Furthermore, in a fully sequential execution, the reference token sequence need only be a single reference token, because there is no need to analyze more than one reference token in parallel. In fact, using a single reference token may be desirable, as this avoids any wasteful computation for reference tokens beyond the first one that is rejected (i.e., the discarded reference tokens in the parallel decoding algorithms). For example, if two reference tokens are generated, and the first reference token is rejected by the verifier transformer 1260, then the computation of the second reference token by the draft transformer 1250 is wasted.

There are several limitations of the novel methods disclosed herein as optimizations of certain parallel decoding algorithms. Not all types of decoding algorithms can be optimized in this way using an early exit improvement, because not all decoding algorithms make use of a token sequence that can be used as the reference token sequence inside the early exit decision module. All of these methods have some extra calculation performed to create the token sequence to use as a reference token sequence, so this computation overhead needs to be less than the computation gain from using improved early exit in the main transformer. Any type of early exit is an approximation, which can reduce the accuracy of the output tokens, but the modified early exit method is more accurate than an unimproved early exit method, because it can focus on the reference tokens, which are intended to be likely candidates for output.

Summary

For the purposes of interpretation of the description herein, the designatory term "a number of" means one or more, a "plurality" means two or more, and a numeric designation such as "N" of an element means a number of such elements. Where the same designator has been applied to different elements, this does not imply that they must have the same number.

The foregoing description of the embodiments of the invention has been presented for the purpose of illustration and is not intended to be exhaustive or to limit the invention to the precise forms described herein. Persons skilled in the relevant art can appreciate that many modifications and variations are possible in light of the above disclosure. Elements shown in the various embodiments herein may be added, modified, exchanged, and/or eliminated so as to provide a number of additional embodiments of the present disclosure. Adaptations, variations and/or alternative methods of implementing elements in the disclosure that produce the same results can be substituted for the specific embodiments herein.

Numerous specific features of the embodiments have been disclosed in the descriptions and drawings, in order to provide context for a thorough understanding. However, some well-known or conventional details are not described in order to provide a concise discussion of embodiments disclosed herein.

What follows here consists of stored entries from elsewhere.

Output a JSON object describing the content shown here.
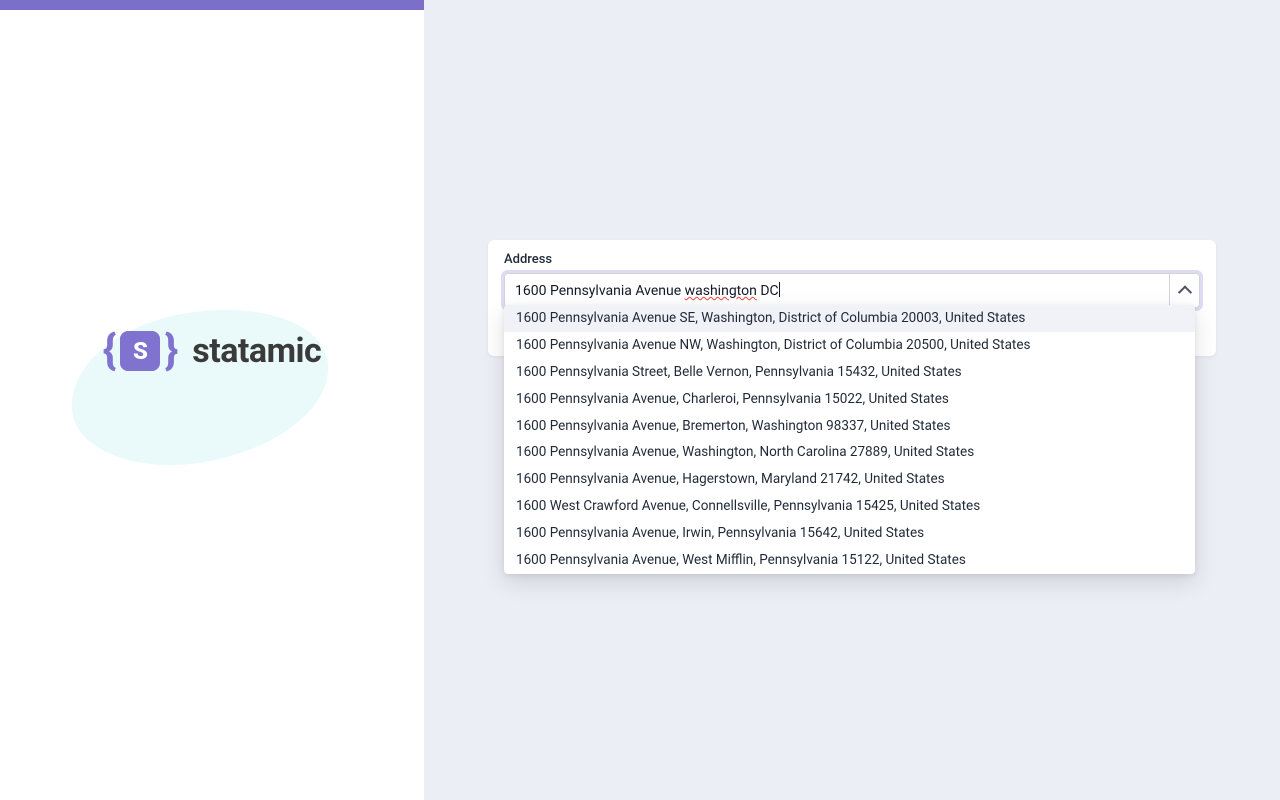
{
  "brand": {
    "name": "statamic",
    "initial": "S"
  },
  "field": {
    "label": "Address",
    "value_prefix": "1600 Pennsylvania Avenue ",
    "value_misspelled": "washington",
    "value_suffix": " DC"
  },
  "suggestions": [
    "1600 Pennsylvania Avenue SE, Washington, District of Columbia 20003, United States",
    "1600 Pennsylvania Avenue NW, Washington, District of Columbia 20500, United States",
    "1600 Pennsylvania Street, Belle Vernon, Pennsylvania 15432, United States",
    "1600 Pennsylvania Avenue, Charleroi, Pennsylvania 15022, United States",
    "1600 Pennsylvania Avenue, Bremerton, Washington 98337, United States",
    "1600 Pennsylvania Avenue, Washington, North Carolina 27889, United States",
    "1600 Pennsylvania Avenue, Hagerstown, Maryland 21742, United States",
    "1600 West Crawford Avenue, Connellsville, Pennsylvania 15425, United States",
    "1600 Pennsylvania Avenue, Irwin, Pennsylvania 15642, United States",
    "1600 Pennsylvania Avenue, West Mifflin, Pennsylvania 15122, United States"
  ],
  "highlighted_index": 0
}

Various features are grouped together in a single embodiment in the descriptions herein for the purposes of streamlining the disclosure. This manner of disclosure is not to be interpreted as reflecting an intention that the disclosed embodiments have to use more features than are expressly recited in each claim.

Some portions of this description describe the embodiments of the invention in terms of algorithms and symbolic representations of operations on information. These algorithmic descriptions and representations are commonly used by those skilled in the data processing arts to convey the substance of their work effectively to others skilled in the art. These operations, while described functionally, computationally, or logically, are understood to be implemented by computer programs or equivalent electrical circuits, microcode, or the like. Furthermore, it has also proven convenient at times, to refer to these arrangements of operations as modules, without loss of generality. The described operations and their associated modules may be embodied in software, firmware, hardware, or any combinations thereof.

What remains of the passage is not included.